By Joe Hoppe
House builder Bellway has announced a rise in its pretax profit for fiscal 2023, driven by the unwinding of one-off provisions. However, adjusted profit, revenue, and housing completions saw a decline, and the company forecasts lower housing completions for the current fiscal year.
In the year ending July 31, pretax profit reached £483.0 million ($590.1 million), compared to £304.2 million in fiscal 2022. This increase is attributed to the reversal of £346.2 million in legacy building safety expenses from the previous year. When looking at underlying figures, however, the pretax profit for fiscal 2023 declined by 18% to £532.6 million.
Revenue for the year slipped to £3.41 billion from £3.54 billion, with housing completions falling by 2.3% to 10,945. Additionally, the average selling price saw a slight decrease from £314,399 to £310,306.

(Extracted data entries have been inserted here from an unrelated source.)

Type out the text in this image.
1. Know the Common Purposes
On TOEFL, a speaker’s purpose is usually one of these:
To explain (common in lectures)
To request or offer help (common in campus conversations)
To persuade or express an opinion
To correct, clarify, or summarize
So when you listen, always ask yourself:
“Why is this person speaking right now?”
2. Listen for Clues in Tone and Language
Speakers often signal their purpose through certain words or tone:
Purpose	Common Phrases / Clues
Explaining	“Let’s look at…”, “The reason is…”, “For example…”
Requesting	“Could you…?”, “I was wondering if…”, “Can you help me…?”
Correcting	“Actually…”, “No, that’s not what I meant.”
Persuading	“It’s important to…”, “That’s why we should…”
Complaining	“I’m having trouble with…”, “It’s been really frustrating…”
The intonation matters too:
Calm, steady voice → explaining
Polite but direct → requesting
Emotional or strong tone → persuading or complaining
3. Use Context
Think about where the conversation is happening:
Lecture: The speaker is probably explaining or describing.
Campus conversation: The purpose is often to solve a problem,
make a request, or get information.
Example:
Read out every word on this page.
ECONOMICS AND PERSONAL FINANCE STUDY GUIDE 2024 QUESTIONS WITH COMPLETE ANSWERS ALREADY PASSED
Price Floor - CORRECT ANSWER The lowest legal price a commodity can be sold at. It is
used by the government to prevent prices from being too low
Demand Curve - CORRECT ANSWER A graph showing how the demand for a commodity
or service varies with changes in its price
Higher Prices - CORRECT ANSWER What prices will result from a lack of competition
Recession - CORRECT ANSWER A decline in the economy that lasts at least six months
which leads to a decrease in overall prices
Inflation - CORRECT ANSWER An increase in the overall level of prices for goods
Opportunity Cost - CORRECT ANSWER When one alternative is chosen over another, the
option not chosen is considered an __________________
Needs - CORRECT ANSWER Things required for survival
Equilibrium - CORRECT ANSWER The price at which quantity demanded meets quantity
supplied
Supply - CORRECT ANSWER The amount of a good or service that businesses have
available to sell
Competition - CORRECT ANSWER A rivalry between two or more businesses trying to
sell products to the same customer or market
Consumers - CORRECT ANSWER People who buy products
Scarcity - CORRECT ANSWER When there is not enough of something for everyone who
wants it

Although private demand was impacted by higher mortgage interest rates, cost-of-living pressures, and the conclusion of the Help-to-Buy program, Bellway partially offset this with its program to accelerate the construction of social homes.
The board has proposed a total dividend per share of 140.0 pence, remaining unchanged from the previous year.
Chief Executive Jason Honeyman expressed optimism for the future, stating, “The depth of our land bank and robust balance sheet provide ongoing strategic flexibility and scope for outlet growth in the year ahead. Notwithstanding the near-term market challenges, Bellway remains very well-placed to capitalize on future growth opportunities and to continue creating long-term value for all our stakeholders.”
As of October 1, Bellway’s order book stands at £1.23 billion, a decrease from £2.09 billion the previous year. The company anticipates a significant reduction in volume output in the new year, with a target completion of approximately 7,500 homes. Customer demand continues to be influenced by mortgage affordability constraints.